Ketentuan jam kerja ini mengatur 2 sistem, yaitu:

1) 7 jam kerja dalam 1 hari atau 40 jam kerja dalam 1 minggu untuk 6 hari kerja
dalam 1 minggu; atau
2) 8 jam kerja dalam 1 hari atau 40 jam kerja dalam 1 minggu untuk 5 hari kerja
dalam 1 minggu.
Pada kedua sistem jam kerja tersebut juga diberikan batasan jam kerja yaitu 40 (empat
puluh) jam dalam 1 (satu) minggu. Apabila melebihi dari ketentuan waktu kerja tersebut, maka
waktu kerja biasa dianggap masuk sebagai waktu kerja lembur sehingga pekerja atau buruh
berhak atas upah lembur.
Berikut adalah Upaya kami sebagai pemilik perusahaan untuk sebisa mungkin tidak
memecat karyawan walau kondisi sedang genting.
1. Penerapan shift bergantian
2. Pengurangan jam kerja
3. Penawaran paket “voluntary layoff”
Dampak dari upaya yang kami pilih adalah sebagai berikut:
1) Kuantitas produksi yang dihasilkan menurun karena jam kerja serta keoptimalan
bekerja berkurang
2) Penurunan pendapatan nominal konsumen dan perusahaan sebagai imbas dari
penurunan jumlah produksi
3) Kesejahteraan pekerja tidak benar-benar hilang walau saat kondisi sedang kritis
4) Perusahaan harus membuat rancangan baru karena berkaitan dengan penerapan
shift serta pengurangan jam kerja yang mana sebelumnya ini belum dilakukan
oleh perusahaan.
Menurut laporan ILO, Krisis COVID-19 menyebabkan hilangnya 6,7% jam kerja secara
global atau setara 195 juta pekerja full-time pada kuartal II 2020
Risiko kehilangan pekerjaan pada akhir tahun akan lebih tinggi daripada proyeksi awal ILO
yaitu 25 juta tergantung pada perkembangan dan kebijakan yang diambil.
Pemerintah telah mengumumkan rencana untuk membelanjakan Rp 405 triliun belanja
negara tambahan untuk mendanai perawatan kesehatan, belanja sosial dan program pemulihan
bisnis.
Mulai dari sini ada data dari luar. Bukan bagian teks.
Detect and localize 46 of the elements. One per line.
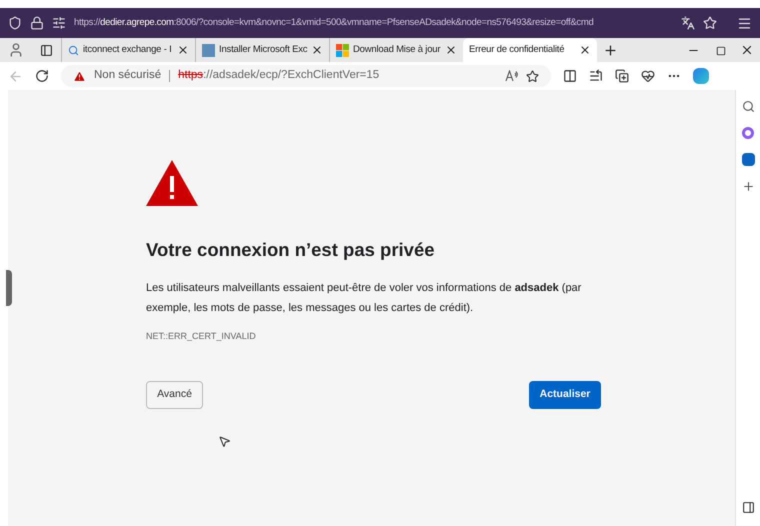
star-icon[interactable] bbox=[703, 16, 717, 30]
health-icon[interactable] bbox=[641, 69, 655, 83]
tab-title: Download Mise à jour bbox=[353, 42, 441, 57]
favorite-icon[interactable] bbox=[526, 70, 539, 82]
security-label: Non sécurisé bbox=[94, 68, 162, 84]
collections-icon[interactable] bbox=[615, 69, 629, 83]
error-message: Les utilisateurs malveillants essaient peut-être de voler vos informations de adsadek (par exemple, les mots de passe, les messages ou les cartes de crédit). bbox=[146, 280, 582, 316]
browser-tab[interactable]: Erreur de confidentialité bbox=[463, 38, 597, 62]
tab-title: itconnect exchange - I bbox=[83, 42, 173, 57]
close-icon[interactable] bbox=[579, 44, 591, 56]
site-icon bbox=[202, 44, 215, 56]
lock-icon[interactable] bbox=[30, 16, 44, 30]
shield-icon[interactable] bbox=[8, 16, 22, 30]
tab-actions-icon[interactable] bbox=[40, 44, 53, 57]
split-screen-icon[interactable] bbox=[563, 69, 577, 83]
read-aloud-icon[interactable] bbox=[505, 70, 518, 82]
reload-icon[interactable] bbox=[35, 69, 49, 83]
favorites-icon[interactable] bbox=[589, 69, 603, 83]
add-icon[interactable] bbox=[742, 180, 754, 193]
error-code: NET::ERR_CERT_INVALID bbox=[146, 330, 257, 343]
close-icon[interactable] bbox=[445, 44, 457, 56]
restore-icon[interactable] bbox=[716, 46, 726, 56]
close-icon[interactable] bbox=[311, 44, 324, 56]
address-field[interactable]: Non sécurisé https://adsadek/ecp/?ExchClientVer=15 bbox=[61, 65, 551, 87]
warning-icon bbox=[146, 160, 198, 206]
warning-icon bbox=[73, 70, 86, 82]
translate-icon[interactable] bbox=[681, 16, 695, 30]
tab-title: Installer Microsoft Exc bbox=[219, 42, 308, 57]
windows-logo-icon bbox=[336, 44, 349, 56]
search-icon[interactable] bbox=[742, 100, 754, 113]
profile-icon[interactable] bbox=[8, 42, 24, 58]
new-tab-icon[interactable] bbox=[603, 43, 618, 58]
advanced-button[interactable]: Avancé bbox=[146, 381, 203, 410]
error-title: Votre connexion n’est pas privée bbox=[146, 238, 436, 262]
url-text: https://adsadek/ecp/?ExchClientVer=15 bbox=[178, 68, 380, 84]
search-icon bbox=[68, 44, 79, 56]
menu-icon[interactable] bbox=[737, 16, 752, 30]
url-text[interactable]: https://dedier.agrepe.com:8006/?console=kvm&novnc=1&vmid=500&vmname=PfsenseADsadek&node=ns576493&resize=off&cmd bbox=[74, 16, 673, 30]
cursor-icon bbox=[218, 435, 231, 448]
reload-button[interactable]: Actualiser bbox=[529, 381, 601, 410]
side-handle[interactable] bbox=[6, 270, 12, 306]
close-icon[interactable] bbox=[177, 44, 189, 56]
close-window-icon[interactable] bbox=[740, 43, 754, 57]
permissions-icon[interactable] bbox=[52, 16, 66, 30]
tab-title: Erreur de confidentialité bbox=[469, 42, 566, 57]
sidebar-toggle-icon[interactable] bbox=[742, 501, 754, 514]
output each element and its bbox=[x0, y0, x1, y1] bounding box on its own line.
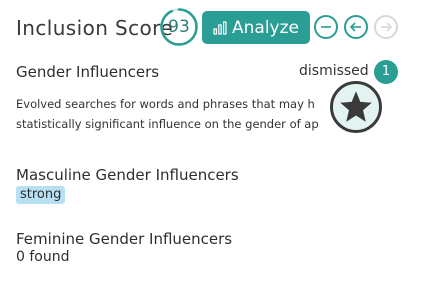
analyze-label: Analyze bbox=[232, 17, 299, 38]
feminine-influencers-title: Feminine Gender Influencers bbox=[16, 230, 233, 248]
analyze-button[interactable]: Analyze bbox=[202, 11, 310, 44]
favorite-star-button[interactable] bbox=[330, 81, 382, 133]
gender-influencers-title: Gender Influencers bbox=[16, 63, 160, 81]
forward-button[interactable] bbox=[374, 15, 398, 39]
inclusion-score-value: 93 bbox=[168, 17, 190, 37]
minimize-button[interactable] bbox=[314, 15, 338, 39]
masculine-influencers-title: Masculine Gender Influencers bbox=[16, 166, 239, 184]
strength-tag[interactable]: strong bbox=[16, 186, 66, 204]
star-icon bbox=[340, 91, 372, 122]
bar-chart-icon bbox=[213, 20, 227, 35]
arrow-right-icon bbox=[381, 22, 393, 32]
arrow-left-icon bbox=[349, 22, 361, 32]
description-line-2-text: statistically significant influence on t… bbox=[16, 117, 319, 131]
inclusion-score-ring[interactable]: 93 bbox=[159, 7, 199, 47]
page-title: Inclusion Score bbox=[16, 16, 174, 40]
minus-icon bbox=[321, 26, 331, 28]
dismissed-count-badge[interactable]: 1 bbox=[374, 60, 398, 84]
feminine-found-count: 0 found bbox=[16, 249, 70, 265]
back-button[interactable] bbox=[344, 15, 368, 39]
dismissed-link[interactable]: dismissed bbox=[299, 63, 369, 79]
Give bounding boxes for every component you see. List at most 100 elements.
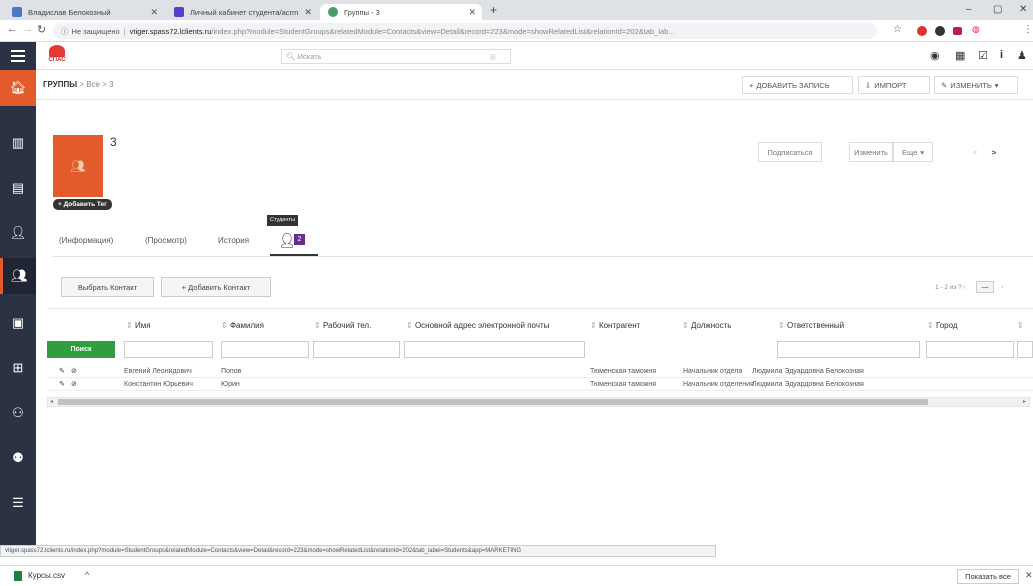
column-header-city[interactable]: ⇕ Город <box>927 321 958 330</box>
maximize-button[interactable]: ▢ <box>993 4 1002 15</box>
tab-info[interactable]: (Информация) <box>59 236 113 245</box>
table-icon[interactable]: ⊞ <box>0 350 36 386</box>
edit-icon[interactable]: ✎ <box>59 380 65 388</box>
tab-history[interactable]: История <box>218 236 249 245</box>
link-icon[interactable]: ⊘ <box>71 367 77 375</box>
home-icon[interactable]: 🏠︎ <box>0 70 36 106</box>
record-avatar: 👥︎ <box>53 135 103 197</box>
scroll-right-icon[interactable]: ▸ <box>1023 398 1026 405</box>
divider <box>47 308 1033 309</box>
reload-icon[interactable]: ↻ <box>37 23 46 36</box>
edit-icon[interactable]: ✎ <box>59 367 65 375</box>
close-icon[interactable]: ✕ <box>304 7 312 18</box>
table-row[interactable]: ✎ ⊘ Константин Юрьевич Юрин Тюменская та… <box>47 379 1033 391</box>
add-contact-button[interactable]: + Добавить Контакт <box>161 277 271 297</box>
breadcrumb-filter[interactable]: Все <box>86 80 100 89</box>
browser-tab-active[interactable]: Группы - 3 ✕ <box>320 4 482 20</box>
status-url: vtiger.spass72.lclients.ru/index.php?mod… <box>0 545 716 557</box>
filter-email-input[interactable] <box>404 341 585 358</box>
table-row[interactable]: ✎ ⊘ Евгений Леонидович Попов Тюменская т… <box>47 366 1033 378</box>
close-icon[interactable]: ✕ <box>150 7 158 18</box>
extension-icon[interactable] <box>935 26 945 36</box>
advanced-search-icon[interactable]: ◎ <box>489 50 496 63</box>
app-top-bar: СПАС 🔍︎ Искать ◎ ◉ ▦ ☑ i ♟ <box>0 42 1033 70</box>
calendar-icon[interactable]: ▦ <box>955 49 965 62</box>
breadcrumb-bar: ГРУППЫ > Все > 3 + ДОБАВИТЬ ЗАПИСЬ ⇩ ИМПОР… <box>36 70 1033 100</box>
filter-extra-input[interactable] <box>1017 341 1033 358</box>
contacts-icon[interactable]: 👤︎ <box>0 215 36 251</box>
extension-icon[interactable]: ◍ <box>972 24 980 35</box>
link-icon[interactable]: ⊘ <box>71 380 77 388</box>
app-logo[interactable]: СПАС <box>46 45 68 67</box>
forward-icon[interactable]: → <box>22 23 33 35</box>
select-contact-button[interactable]: Выбрать Контакт <box>61 277 154 297</box>
timer-icon[interactable]: ◉ <box>930 49 940 62</box>
minimize-button[interactable]: – <box>966 4 972 15</box>
search-button[interactable]: Поиск <box>47 341 115 358</box>
more-dropdown-button[interactable]: Еще ▾ <box>893 142 933 162</box>
column-header-work-phone[interactable]: ⇕ Рабочий тел. <box>314 321 371 330</box>
column-header-job-title[interactable]: ⇕ Должность <box>682 321 731 330</box>
filter-phone-input[interactable] <box>313 341 400 358</box>
groups-icon[interactable]: 👥︎ <box>0 258 36 294</box>
close-window-button[interactable]: ✕ <box>1019 4 1027 15</box>
column-header-owner[interactable]: ⇕ Ответственный <box>778 321 844 330</box>
tab-view[interactable]: (Просмотр) <box>145 236 187 245</box>
info-icon[interactable]: i <box>1000 49 1003 61</box>
download-filename[interactable]: Курсы.csv <box>28 571 65 580</box>
next-record-button[interactable]: > <box>985 142 1003 162</box>
add-record-button[interactable]: + ДОБАВИТЬ ЗАПИСЬ <box>742 76 853 94</box>
filter-last-name-input[interactable] <box>221 341 309 358</box>
filter-owner-input[interactable] <box>777 341 920 358</box>
column-header-first-name[interactable]: ⇕ Имя <box>126 321 151 330</box>
team-icon[interactable]: ⚇ <box>0 395 36 431</box>
import-icon: ⇩ <box>865 80 872 90</box>
module-sidebar: 🏠︎ ▥ ▤ 👤︎ 👥︎ ▣ ⊞ ⚇ ⚉ ☰ <box>0 70 36 554</box>
chevron-up-icon[interactable]: ^ <box>85 570 89 580</box>
prev-record-button[interactable]: < <box>966 142 984 162</box>
divider <box>53 256 1033 257</box>
scroll-left-icon[interactable]: ◂ <box>50 398 53 405</box>
new-tab-button[interactable]: + <box>490 3 497 17</box>
star-icon[interactable]: ☆ <box>893 24 902 35</box>
filter-city-input[interactable] <box>926 341 1014 358</box>
scrollbar-thumb[interactable] <box>58 399 928 405</box>
task-icon[interactable]: ☑ <box>978 49 988 62</box>
next-page-icon[interactable]: › <box>1001 282 1004 291</box>
breadcrumb-module[interactable]: ГРУППЫ <box>43 80 77 89</box>
edit-button[interactable]: Изменить <box>849 142 893 162</box>
tab-students[interactable]: 👤︎ 2 <box>270 230 318 256</box>
reports-icon[interactable]: ▤ <box>0 170 36 206</box>
count-badge: 2 <box>294 234 305 245</box>
edit-dropdown-button[interactable]: ✎ ИЗМЕНИТЬ ▾ <box>934 76 1018 94</box>
column-header-email[interactable]: ⇕ Основной адрес электронной почты <box>406 321 549 330</box>
horizontal-scrollbar[interactable]: ◂ ▸ <box>47 397 1030 407</box>
prev-page-icon[interactable]: ‹ <box>963 282 966 291</box>
filter-first-name-input[interactable] <box>124 341 213 358</box>
column-header-last-name[interactable]: ⇕ Фамилия <box>221 321 264 330</box>
subscribe-button[interactable]: Подписаться <box>758 142 822 162</box>
hamburger-menu-icon[interactable] <box>0 42 36 70</box>
more-options-button[interactable]: — <box>976 281 994 293</box>
settings-icon[interactable]: ☰ <box>0 485 36 521</box>
show-all-button[interactable]: Показать все <box>957 569 1019 584</box>
tooltip: Студенты <box>267 215 298 226</box>
column-sort-icon[interactable]: ⇕ <box>1017 321 1024 330</box>
browser-tab[interactable]: Владислав Белокозный ✕ <box>4 4 164 20</box>
browser-tab[interactable]: Личный кабинет студента/acrm ✕ <box>166 4 318 20</box>
close-icon[interactable]: ✕ <box>468 7 476 18</box>
menu-icon[interactable]: ⋮ <box>1023 24 1033 35</box>
add-tag-button[interactable]: + Добавить Тег <box>53 199 112 210</box>
documents-icon[interactable]: ▣ <box>0 305 36 341</box>
import-button[interactable]: ⇩ ИМПОРТ <box>858 76 930 94</box>
url-field[interactable]: ⓘ Не защищено | vtiger.spass72.lclients.… <box>53 23 877 39</box>
user-icon[interactable]: ♟ <box>1017 49 1027 62</box>
extension-icon[interactable] <box>953 27 962 35</box>
column-header-account[interactable]: ⇕ Контрагент <box>590 321 640 330</box>
back-icon[interactable]: ← <box>7 23 18 35</box>
extension-icon[interactable] <box>917 26 927 36</box>
crm-icon[interactable]: ▥ <box>0 125 36 161</box>
global-search-input[interactable]: 🔍︎ Искать ◎ <box>281 49 511 64</box>
close-icon[interactable]: ✕ <box>1025 570 1033 581</box>
people-icon[interactable]: ⚉ <box>0 440 36 476</box>
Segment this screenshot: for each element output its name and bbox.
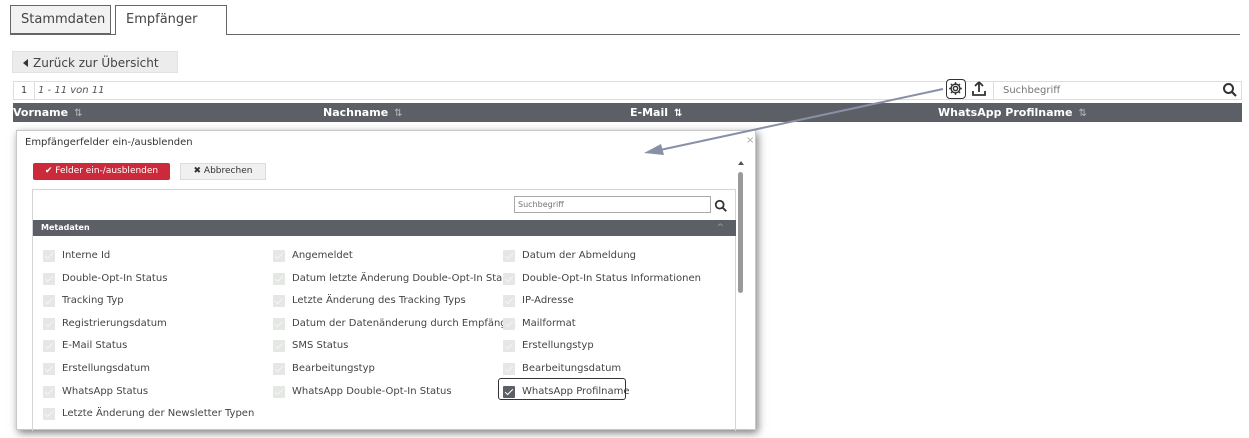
field-search-input[interactable] (514, 196, 711, 213)
search-input[interactable] (993, 81, 1242, 100)
field-option-label: Double-Opt-In Status (62, 272, 168, 284)
checkbox[interactable] (43, 385, 55, 398)
tab-bar: Stammdaten Empfänger (10, 5, 1240, 35)
sort-icon: ⇅ (674, 108, 683, 119)
field-search-button[interactable] (714, 198, 728, 212)
checkbox[interactable] (43, 250, 55, 262)
apply-fields-button[interactable]: ✔ Felder ein-/ausblenden (33, 163, 170, 180)
search-icon (1223, 83, 1237, 97)
cancel-button[interactable]: ✖ Abbrechen (180, 163, 266, 180)
field-option-label: Datum letzte Änderung Double-Opt-In Sta.… (292, 272, 512, 284)
field-option-label: E-Mail Status (62, 340, 128, 352)
field-option-label: Bearbeitungstyp (292, 363, 375, 374)
chevron-up-icon: ^ (716, 223, 724, 233)
tab-empfaenger[interactable]: Empfänger (115, 5, 227, 35)
checkbox[interactable] (43, 272, 55, 285)
caret-left-icon (23, 59, 28, 67)
record-range: 1 - 11 von 11 (38, 85, 105, 96)
tab-stammdaten[interactable]: Stammdaten (10, 5, 111, 34)
search-icon (714, 199, 727, 212)
gear-icon (949, 82, 962, 95)
page-number[interactable]: 1 (14, 82, 35, 99)
column-label: E-Mail (630, 106, 668, 119)
table-header: Vorname ⇅ Nachname ⇅ E-Mail ⇅ WhatsApp Prof… (13, 103, 1242, 122)
field-option-label: Erstellungstyp (522, 340, 594, 352)
field-option-label: Mailformat (522, 317, 576, 329)
sort-icon: ⇅ (394, 108, 403, 119)
field-option-label: Double-Opt-In Status Informationen (522, 272, 701, 284)
column-header-nachname[interactable]: Nachname ⇅ (323, 103, 403, 123)
column-label: WhatsApp Profilname (938, 106, 1073, 119)
column-header-email[interactable]: E-Mail ⇅ (630, 103, 682, 123)
field-option-label: Datum der Datenänderung durch Empfäng... (292, 317, 517, 329)
checkbox[interactable] (273, 340, 285, 353)
search-button[interactable] (1222, 82, 1238, 98)
field-option-label: IP-Adresse (522, 295, 574, 307)
close-icon[interactable]: × (746, 135, 754, 146)
field-option-label: Bearbeitungsdatum (522, 363, 622, 374)
column-label: Vorname (13, 106, 69, 119)
scroll-up-icon[interactable] (738, 161, 744, 165)
column-header-whatsapp-profilname[interactable]: WhatsApp Profilname ⇅ (938, 103, 1087, 123)
dialog-title: Empfängerfelder ein-/ausblenden (25, 137, 193, 148)
checkbox[interactable] (273, 295, 285, 308)
field-option-label: Letzte Änderung des Tracking Typs (292, 295, 466, 307)
sort-icon: ⇅ (74, 108, 83, 119)
checkbox[interactable] (503, 340, 515, 353)
checkbox[interactable] (503, 363, 515, 375)
checkbox[interactable] (503, 317, 515, 330)
field-option-label: Tracking Typ (62, 295, 124, 307)
checkbox[interactable] (273, 317, 285, 330)
field-visibility-dialog: Empfängerfelder ein-/ausblenden × ✔ Feld… (16, 130, 756, 431)
section-label: Metadaten (41, 223, 90, 232)
field-option-label: Letzte Änderung der Newsletter Typen (62, 408, 255, 420)
checkbox[interactable] (273, 250, 285, 262)
checkbox[interactable] (273, 385, 285, 398)
back-to-overview-button[interactable]: Zurück zur Übersicht (12, 51, 178, 73)
checkbox[interactable] (503, 250, 515, 262)
checkbox[interactable] (43, 363, 55, 375)
column-settings-button[interactable] (946, 79, 966, 99)
export-button[interactable] (970, 80, 988, 98)
section-header-metadaten[interactable]: Metadaten ^ (33, 220, 736, 236)
field-option-label: WhatsApp Double-Opt-In Status (292, 385, 452, 397)
checkbox[interactable] (43, 295, 55, 308)
checkbox[interactable] (43, 408, 55, 421)
field-option-label: SMS Status (292, 340, 349, 352)
checkbox[interactable] (503, 272, 515, 285)
checkbox[interactable] (273, 272, 285, 285)
checkbox[interactable] (273, 363, 285, 375)
field-option-label: Angemeldet (292, 250, 353, 261)
field-option-label: Datum der Abmeldung (522, 250, 637, 261)
field-option-label: Erstellungsdatum (62, 363, 150, 374)
field-option-label: Interne Id (62, 250, 111, 261)
field-option-label: Registrierungsdatum (62, 317, 167, 329)
checkbox[interactable] (43, 317, 55, 330)
highlight-frame (498, 378, 626, 400)
column-header-vorname[interactable]: Vorname ⇅ (13, 103, 82, 123)
column-label: Nachname (323, 106, 389, 119)
checkbox[interactable] (43, 340, 55, 353)
back-button-label: Zurück zur Übersicht (33, 56, 159, 70)
checkbox[interactable] (503, 295, 515, 308)
upload-icon (972, 81, 986, 96)
sort-icon: ⇅ (1078, 108, 1087, 119)
field-option-label: WhatsApp Status (62, 385, 149, 397)
scrollbar-thumb[interactable] (738, 172, 743, 293)
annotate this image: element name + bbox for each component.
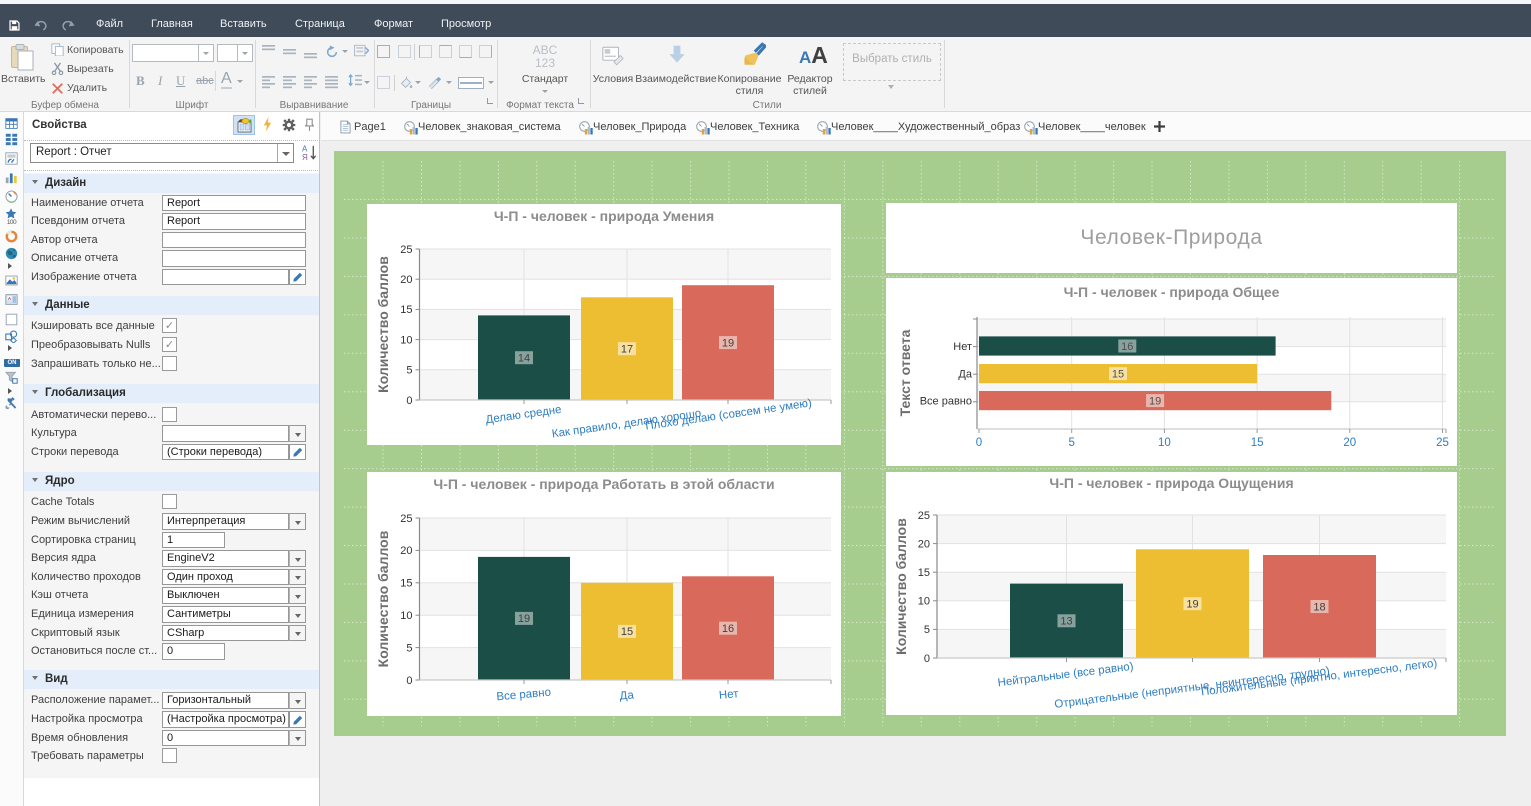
- svg-text:Нет: Нет: [718, 688, 739, 702]
- svg-text:19: 19: [1186, 599, 1198, 611]
- svg-text:10: 10: [918, 596, 930, 608]
- svg-text:25: 25: [1436, 437, 1449, 449]
- svg-text:10: 10: [400, 610, 412, 622]
- svg-text:15: 15: [400, 578, 412, 590]
- svg-text:Я: Я: [302, 153, 308, 162]
- svg-text:25: 25: [400, 513, 412, 525]
- svg-text:5: 5: [1068, 437, 1074, 449]
- svg-text:17: 17: [621, 344, 633, 356]
- svg-text:Количество баллов: Количество баллов: [375, 530, 391, 667]
- svg-text:Количество баллов: Количество баллов: [375, 256, 391, 393]
- svg-text:25: 25: [918, 510, 930, 522]
- svg-text:15: 15: [918, 567, 930, 579]
- svg-text:5: 5: [924, 624, 930, 636]
- svg-text:0: 0: [976, 437, 982, 449]
- svg-text:19: 19: [722, 337, 734, 349]
- svg-text:10: 10: [400, 334, 412, 346]
- svg-text:25: 25: [400, 244, 412, 256]
- svg-text:5: 5: [406, 642, 412, 654]
- svg-text:Нет: Нет: [953, 341, 972, 353]
- svg-text:15: 15: [621, 626, 633, 638]
- svg-text:Текст ответа: Текст ответа: [897, 329, 913, 416]
- svg-text:14: 14: [518, 353, 530, 365]
- svg-text:Ч-П - человек - природа Общее: Ч-П - человек - природа Общее: [1064, 284, 1280, 300]
- svg-text:0: 0: [406, 395, 412, 407]
- svg-text:Ч-П - человек - природа Ощущен: Ч-П - человек - природа Ощущения: [1049, 475, 1293, 491]
- svg-text:Количество баллов: Количество баллов: [893, 518, 909, 655]
- svg-text:20: 20: [918, 538, 930, 550]
- svg-text:16: 16: [722, 623, 734, 635]
- svg-text:15: 15: [1112, 368, 1124, 380]
- svg-text:10: 10: [1158, 437, 1171, 449]
- svg-text:5: 5: [406, 365, 412, 377]
- svg-text:19: 19: [518, 613, 530, 625]
- svg-text:20: 20: [400, 274, 412, 286]
- svg-text:Ч-П - человек - природа Работа: Ч-П - человек - природа Работать в этой …: [433, 476, 774, 492]
- svg-text:Да: Да: [619, 689, 635, 702]
- svg-text:20: 20: [1343, 437, 1356, 449]
- svg-text:Да: Да: [958, 368, 972, 380]
- svg-text:15: 15: [400, 304, 412, 316]
- svg-text:0: 0: [406, 675, 412, 687]
- svg-text:16: 16: [1121, 341, 1133, 353]
- svg-text:0: 0: [924, 653, 930, 665]
- svg-text:15: 15: [1251, 437, 1264, 449]
- svg-text:13: 13: [1060, 616, 1072, 628]
- svg-text:19: 19: [1149, 395, 1161, 407]
- svg-text:Все равно: Все равно: [920, 395, 972, 407]
- svg-text:18: 18: [1313, 601, 1325, 613]
- svg-text:20: 20: [400, 545, 412, 557]
- svg-text:Ч-П - человек - природа Умения: Ч-П - человек - природа Умения: [494, 208, 714, 224]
Pakar hukum ketenagakerjaan Universitas Airlangga, M. Hadi Subhan, mengatakan
bahwa stimulus ekonomi saat ini dan kartu prakerja yang telah diluncurkan pada bulan lalu tidak
cukup untuk meredam guncangan jangka pendek di sektor tenaga kerja. Dia menyarankan
pemerintah untuk memberikan kompensasi tunai kepada pekerja yang mengalami kehilangan
pendapatan untuk menghindari kerusuhan sosial dalam jangka pendek. Di lain sisi, sembari
menunggu wabah Covid-19 berlalu, pemilik biro perjalanan, M. Sela Sulyadi, yang berdomisili
di Lombok, Nusa Tenggara Barat, terpaksa merumahkan karyawannya sambil terus membantu
mereka membayar kebutuhan pokok mereka, seperti listrik, air, dan beras.